I am pleased to present the 2019–20 Australian Signals Directorate (ASD) corporate plan, which covers the period 2019–20 to 2022–23, as required under section 35(1)(b) of the Public Governance, Performance and Accountability Act 2013.
ASD Leadership team left to right: Simeon Gilding - Deputy Director-General Sigint and Network Operations, Hazel Bennett - Deputy Director-General Corporate and Capability, Mike Burgess - Director-General ASD, Rachel Noble PSM - Head Australian Cyber Security Centre, LTGEN John Frewen DSC, AM - Principal Deputy Director-General.
Every morning, as I enter ASD’s headquarters, I receive a reminder of who we are, what we do and – most significantly – why we do it. I walk past an Enigma machine from World War Two. The famous encryption device is a symbol of our origins, and of our mission: to reveal our adversaries’ secrets while protecting our own.

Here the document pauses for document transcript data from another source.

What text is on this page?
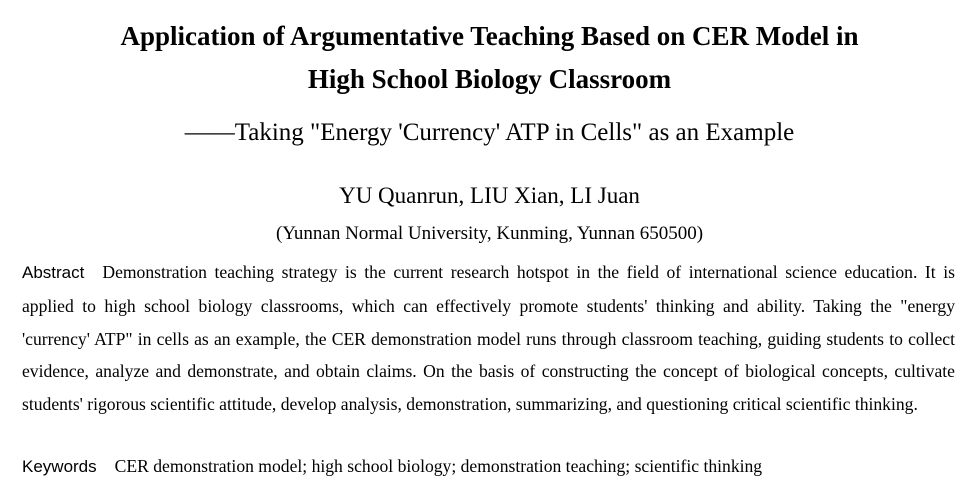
Application of Argumentative Teaching Based on CER Model in
High School Biology Classroom
——Taking "Energy 'Currency' ATP in Cells" as an Example
YU Quanrun, LIU Xian, LI Juan
(Yunnan Normal University, Kunming, Yunnan 650500)
Abstract Demonstration teaching strategy is the current research hotspot in the field of international science education. It is applied to high school biology classrooms, which can effectively promote students' thinking and ability. Taking the "energy 'currency' ATP" in cells as an example, the CER demonstration model runs through classroom teaching, guiding students to collect evidence, analyze and demonstrate, and obtain claims. On the basis of constructing the concept of biological concepts, cultivate students' rigorous scientific attitude, develop analysis, demonstration, summarizing, and questioning critical scientific thinking.
Keywords CER demonstration model; high school biology; demonstration teaching; scientific thinking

ASD is today undergoing perhaps the most significant transformation since we were established all those decades ago. In our second year as a statutory agency, we are experiencing significant internal change, while we continue to deliver on our key missions – providing foreign signals intelligence, cyber security, and offensive cyber operations in support of the Australian Government.
Our highest priority has, and will always be, the protection of Australian lives – whether that is supporting Australian warfighters, detecting terrorist threats against Australian interests, or providing intelligence to ensure Australians are safe when overseas.
Yet we are mindful of major shifts in the strategic landscape, including security and stability across the Indo-Pacific.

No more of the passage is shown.